On 22 July 2018, our colleague Ferry de Goey passed away at the age of almost 59. Ferry was an internationally well-known economic and business historian, who not only contributed several books, some hundred articles and conference papers and some thirty book reviews to the field, but also played an important role in organizing the business history community in the Netherlands and internationally. He was one of a small band of historians who put the history of business in the Netherlands on a more scholarly basis and established connections with the international scholarly community. A conceptual, comparative and preferably interdisciplinary approach characterizes his extensive scientific work. Here follows a brief account of his career, and a complete list of his publications. We hope it inspires others to continue work on the topics Ferry studied and wrote about.
Ferry was born in 1959 in Willemstad on the Dutch Caribbean island of Curacao, where his father was a school teacher. After the family moved to the Netherlands in 1967, he finished secondary school, and studied geography and history at a teacher’s seminary. He continued his studies at the new History Department at Erasmus University, where he earned his MA 1986. Ferry then joined the staff of the recently established Center of Business History at the same department. He helped organize the International Conference on Business History in Rotterdam in October 1994, which became an annual event. This conference also led to the creation of the European Business History Association (EBHA). Ferry edited its Newsletter.

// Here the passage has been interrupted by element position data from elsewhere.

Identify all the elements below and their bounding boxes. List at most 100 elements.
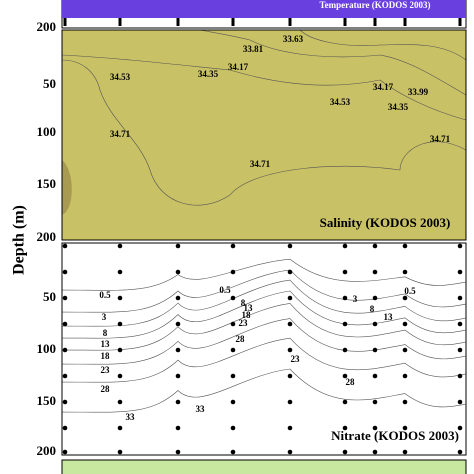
station-dot	[62, 321, 68, 327]
contour-label: 18	[242, 310, 252, 320]
contour-label: 33.63	[283, 34, 304, 44]
station-dot	[117, 347, 123, 353]
station-dot	[342, 449, 348, 455]
station-dot	[175, 295, 181, 301]
station-dot	[372, 425, 378, 431]
station-dot	[457, 243, 463, 249]
station-dot	[230, 243, 236, 249]
nitrate-band	[61, 279, 467, 456]
y-tick-label: 100	[37, 124, 57, 139]
temperature-fill	[62, 0, 466, 18]
contour-label: 28	[346, 377, 356, 387]
bottom-panel	[61, 459, 467, 474]
station-dot	[62, 347, 68, 353]
contour-label: 33	[196, 404, 206, 414]
contour-label: 34.53	[110, 72, 131, 82]
station-dot	[287, 243, 293, 249]
station-tick	[403, 18, 407, 26]
station-dot	[62, 425, 68, 431]
contour-label: 13	[244, 303, 254, 313]
station-dot	[402, 449, 408, 455]
station-dot	[372, 295, 378, 301]
y-tick-label: 50	[43, 76, 56, 91]
station-dot	[372, 269, 378, 275]
y-tick-label: 200	[37, 229, 57, 244]
station-dot	[230, 449, 236, 455]
station-dot	[457, 347, 463, 353]
temperature-title: Temperature (KODOS 2003)	[320, 0, 431, 10]
contour-label: 18	[101, 351, 111, 361]
station-dot	[342, 295, 348, 301]
station-dot	[117, 399, 123, 405]
contour-label: 23	[101, 365, 111, 375]
station-dot	[372, 449, 378, 455]
y-tick-label: 150	[37, 393, 57, 408]
station-dot	[287, 373, 293, 379]
contour-label: 34.17	[373, 82, 394, 92]
station-dot	[342, 321, 348, 327]
station-tick	[288, 18, 292, 26]
station-dot	[175, 321, 181, 327]
station-dot	[230, 295, 236, 301]
contour-label: 34.35	[198, 69, 219, 79]
contour-label: 34.35	[388, 102, 409, 112]
station-dot	[62, 243, 68, 249]
nitrate-band	[61, 337, 467, 456]
station-dot	[342, 347, 348, 353]
contour-label: 33	[126, 412, 136, 422]
station-dot	[62, 449, 68, 455]
station-dot	[62, 399, 68, 405]
contour-label: 0.5	[99, 290, 111, 300]
station-dot	[117, 425, 123, 431]
contour-label: 13	[101, 339, 111, 349]
nitrate-band	[61, 368, 467, 456]
station-dot	[372, 399, 378, 405]
station-dot	[457, 373, 463, 379]
nitrate-band	[61, 290, 467, 456]
station-dot	[287, 425, 293, 431]
station-dot	[402, 399, 408, 405]
station-dot	[372, 373, 378, 379]
station-dot	[287, 295, 293, 301]
contour-label: 28	[101, 384, 111, 394]
station-dot	[287, 321, 293, 327]
station-dot	[230, 321, 236, 327]
salinity-title: Salinity (KODOS 2003)	[320, 215, 451, 230]
y-tick-label: 50	[43, 289, 56, 304]
contour-label: 23	[291, 354, 301, 364]
contour-label: 8	[370, 304, 375, 314]
contour-label: 28	[236, 334, 246, 344]
station-dot	[342, 269, 348, 275]
station-dot	[175, 399, 181, 405]
station-dot	[62, 373, 68, 379]
station-dot	[117, 243, 123, 249]
station-dot	[457, 295, 463, 301]
contour-label: 34.17	[228, 62, 249, 72]
station-dot	[117, 373, 123, 379]
station-dot	[287, 449, 293, 455]
station-dot	[117, 449, 123, 455]
contour-label: 33.99	[408, 87, 429, 97]
station-tick	[343, 18, 347, 26]
station-dot	[402, 321, 408, 327]
station-tick	[118, 18, 122, 26]
station-dot	[402, 269, 408, 275]
nitrate-panel	[61, 242, 467, 456]
contour-label: 34.71	[430, 134, 451, 144]
salinity-panel	[61, 29, 467, 241]
station-dot	[117, 295, 123, 301]
station-dot	[230, 347, 236, 353]
station-dot	[457, 269, 463, 275]
station-dot	[402, 347, 408, 353]
station-dot	[342, 399, 348, 405]
station-dot	[457, 321, 463, 327]
station-dot	[457, 399, 463, 405]
nitrate-title: Nitrate (KODOS 2003)	[331, 428, 459, 443]
station-dot	[372, 243, 378, 249]
y-tick-label: 100	[37, 341, 57, 356]
station-dot	[230, 399, 236, 405]
station-dot	[372, 347, 378, 353]
y-tick-label: 200	[37, 19, 57, 34]
station-dot	[230, 425, 236, 431]
contour-label: 3	[102, 312, 107, 322]
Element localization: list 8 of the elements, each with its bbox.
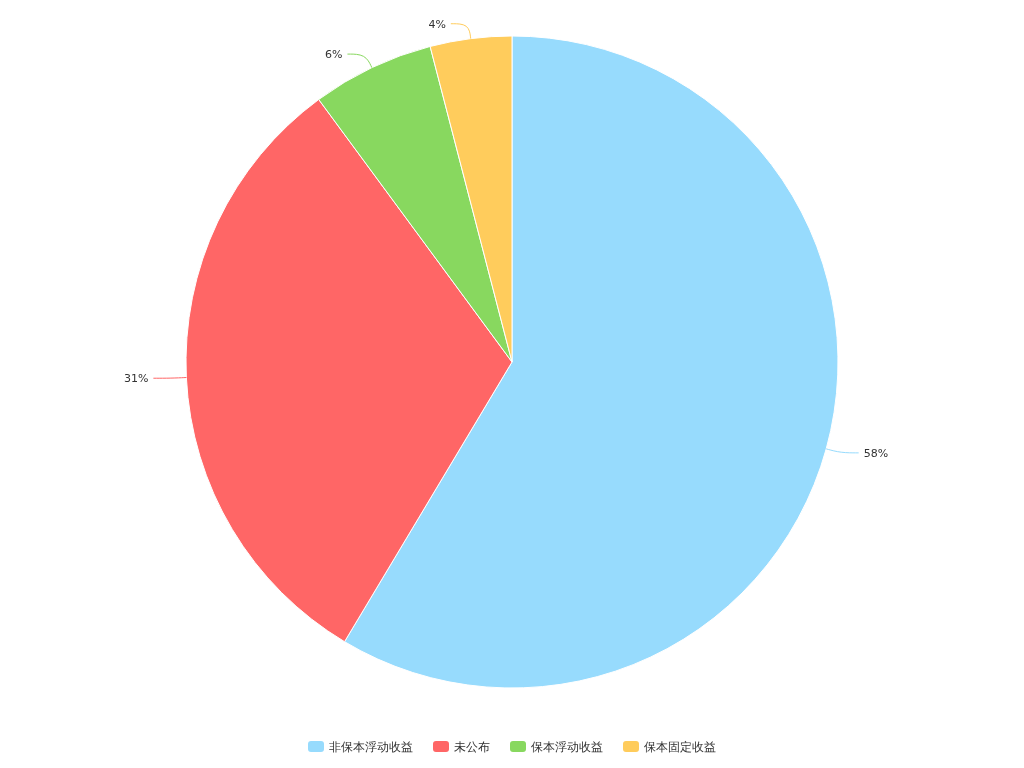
data-label: 58% bbox=[863, 446, 889, 460]
legend-label: 保本浮动收益 bbox=[531, 740, 603, 755]
data-label: 31% bbox=[123, 372, 149, 386]
data-label: 6% bbox=[324, 47, 343, 61]
legend-label: 保本固定收益 bbox=[644, 740, 716, 755]
legend-label: 非保本浮动收益 bbox=[329, 740, 413, 755]
legend-label: 未公布 bbox=[454, 740, 490, 755]
data-label: 4% bbox=[428, 17, 446, 31]
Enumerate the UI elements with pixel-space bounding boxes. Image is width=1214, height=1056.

In 1990 he earned his PhD with a book on the establishment of industrial companies in the harbor of Rotterdam 1945-1975. His subsequent publications deal with an increasingly wide range of topics, including an edited volume which compares the Rotterdam and Antwerp harbors between 1880 and 2000 (2004), another one on entrepreneurs and institutions in Europe and Asia, 1500-2000 (with Jan-Willem Veluwenkamp, 2002), and one on American companies in Europe, 1890-1980 (with Hubert Bonin, 2008). His final monograph, Consuls and the institutions of capitalism, a global study of diplomacy and business, was published in 2014.
Ferry was an organizer as well as a researcher. His organizational activities included editorship of the major Dutch journal for the history of business and technology, coordinating an international project on entrepreneurship and institutions with Veluwenkamp, which resulted in the volume mentioned above, and the editorship of a series of volumes about Dutch business in the twentieth century (2002-2015), to which he contributed one volume, together with Jacques van Gerwen.
When Ferry died, he had just embarked upon a transnational study of indentured labor, for which he had already collected a lot of material.